Datemi un martello
Podia faltar um parafuso à cabeça do tio Antoine, mas pregos ali abundavam, tal era o seu lidar diuturno com o martelinho de sapateiro. Ele tinha também o de pedreiro e pode ser até que o de marceneiro, mas o seu preferido, pra todo aquele alarido era o de sapateiro, da cabeça achatada e do bico de pato.
Da chusma de ofícios e profissões que tentou na vida - que foi longa de nove décadas - a de sapateiro parece que foi a que mais lhe caiu no goto. Não que tenha sido bem sucedido num ofício até correlato ao de seu pai Velusiano, seleiro curvelano. Mas não foi por pouco querer pois o difícil era já adulto e calejado, outra cousa aprender senão briquitar com os teares da Companhia - que em nada ao espírito desassossegado de Antoine apetecia.

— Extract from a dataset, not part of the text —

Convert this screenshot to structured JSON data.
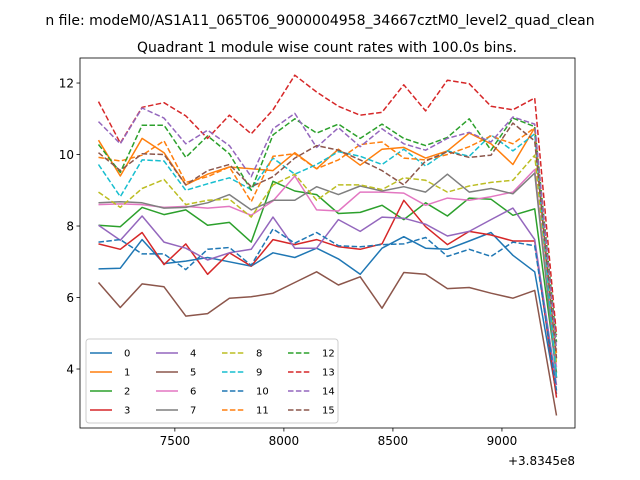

E assim, juntadas todas as suas ferramentas numa lata, o martelinho de sapateiro continuou sendo a predileta. Já no outono da existência, perdida a mãe e com as irmãs mais tolerantes ou mais além, pródigo, o Antoine voltou à domesticidade, ficando mais tempo em casa.
E sua atividade quase sem descanso, foi martelar. Tinha aquela paixão indômita por coisas exdrúxulas, de transformar uma bicicleta em carrinho de mão, ou fazer remendos - a prego - num velho par de havaianas. Martelou, martelou, anos a fio e a pavio. Sempre sentado no tamburete de madeira, encumbucado, manhã ou tarde inteira - a martelar. Até que batesse, afinal,o martelo das horas.